Something I like to say in private is: No babies are going to die if you don’t do a great job or finish or do this on time. I take it so seriously that I get so worried or anxious or feel the need to do the best I can and I overextend. Then I’m like, “If I don’t do that, no babies will die.” So, you can just relax, the stress is off. Everything’s going to be okay if you don’t finish or you hand it in late or it’s not exactly what you wanted or you have to change the paper stock because they couldn’t afford it or whatever. It’s fine. No babies are dying. Stop taking it so seriously. We are just having a good time.

What are the ideas that you’re percolating on right now?

I’m thinking about doing a book about dogs. I just finished a book about insects and I’m doing one about birds right now. I have this other idea where people get to fill things in themselves. I did this guest check print, where I had people customize what they want inside of it written. So, it could be their favorite order or it could be a memory from a restaurant or anything. People really liked them. I thought a book of things like that would be really cool, like a guest check. I did one about a mix-tape so they can write the songs they want on the thing. So, a book of things where you can fill it in yourself, but it’s prompted by old ephemera.

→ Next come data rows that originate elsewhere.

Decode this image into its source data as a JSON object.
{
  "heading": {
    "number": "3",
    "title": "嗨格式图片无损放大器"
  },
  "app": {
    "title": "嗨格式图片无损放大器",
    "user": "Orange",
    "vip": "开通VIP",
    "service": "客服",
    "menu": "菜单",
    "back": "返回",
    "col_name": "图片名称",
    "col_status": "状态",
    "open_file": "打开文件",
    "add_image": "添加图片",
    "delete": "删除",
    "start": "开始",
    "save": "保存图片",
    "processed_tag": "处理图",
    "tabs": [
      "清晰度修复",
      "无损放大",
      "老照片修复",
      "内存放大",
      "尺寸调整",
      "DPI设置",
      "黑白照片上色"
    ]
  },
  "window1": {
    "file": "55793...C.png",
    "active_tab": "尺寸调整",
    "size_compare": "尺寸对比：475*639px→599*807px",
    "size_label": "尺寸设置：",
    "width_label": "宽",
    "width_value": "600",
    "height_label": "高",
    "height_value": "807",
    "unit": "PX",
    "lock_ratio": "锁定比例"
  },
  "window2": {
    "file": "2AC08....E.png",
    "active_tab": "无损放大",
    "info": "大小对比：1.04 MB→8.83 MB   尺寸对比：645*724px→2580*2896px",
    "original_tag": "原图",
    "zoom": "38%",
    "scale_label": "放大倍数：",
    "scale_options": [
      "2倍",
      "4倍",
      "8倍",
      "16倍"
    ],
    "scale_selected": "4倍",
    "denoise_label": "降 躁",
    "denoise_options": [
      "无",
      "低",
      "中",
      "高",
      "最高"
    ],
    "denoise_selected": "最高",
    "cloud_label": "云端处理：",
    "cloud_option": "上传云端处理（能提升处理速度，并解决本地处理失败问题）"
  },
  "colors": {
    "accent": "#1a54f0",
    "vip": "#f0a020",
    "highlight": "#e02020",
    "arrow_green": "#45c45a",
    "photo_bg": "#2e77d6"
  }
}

It’s kind of random. I’ll make something, and then you see the response and then you’re like, “How can I make this bigger?” That happened with Scratch. One of them did really well, which was the one that was during the pandemic where people were talking about how they got by. That was one of the most popular columns. That’s how we were like, “Maybe we should make this into a book.” That became a book with people’s stories.

That’s how you met your husband, right?

Yes.

What’s that story?

I watched a film on HBO called There Is No “I” in Threesome, which was him documenting his past relationship. The ending has this twist and it blows your mind a bit. So, I found the filmmaker and wrote him a message on Instagram. And then we chatted. Then we were like, “Should we chat again?” And then kept chatting. He flew from New Zealand to New York during the pandemic to meet me, which everybody was like, “That’s insane. What if you guys don’t get along?” It worked, and he never left.

It’s like the two furthest places in the world, New Zealand and New York, where two people met and now they have to spend time on two opposite sides of the world together. It just shows how much the world has gotten smaller. People fly places to meet people, which is crazy to me. I used to think, “If you live in Bushwick, that’s too far. I can’t date you.” And now, I’m like, “Oh, you live in New Zealand. That one’s fine.”

Yeah, an inter-borough relationship is a long distance relationship.

It really felt like it. I remember dating and being like, “Oh, God, he lives in the Upper East Side? Forget it.”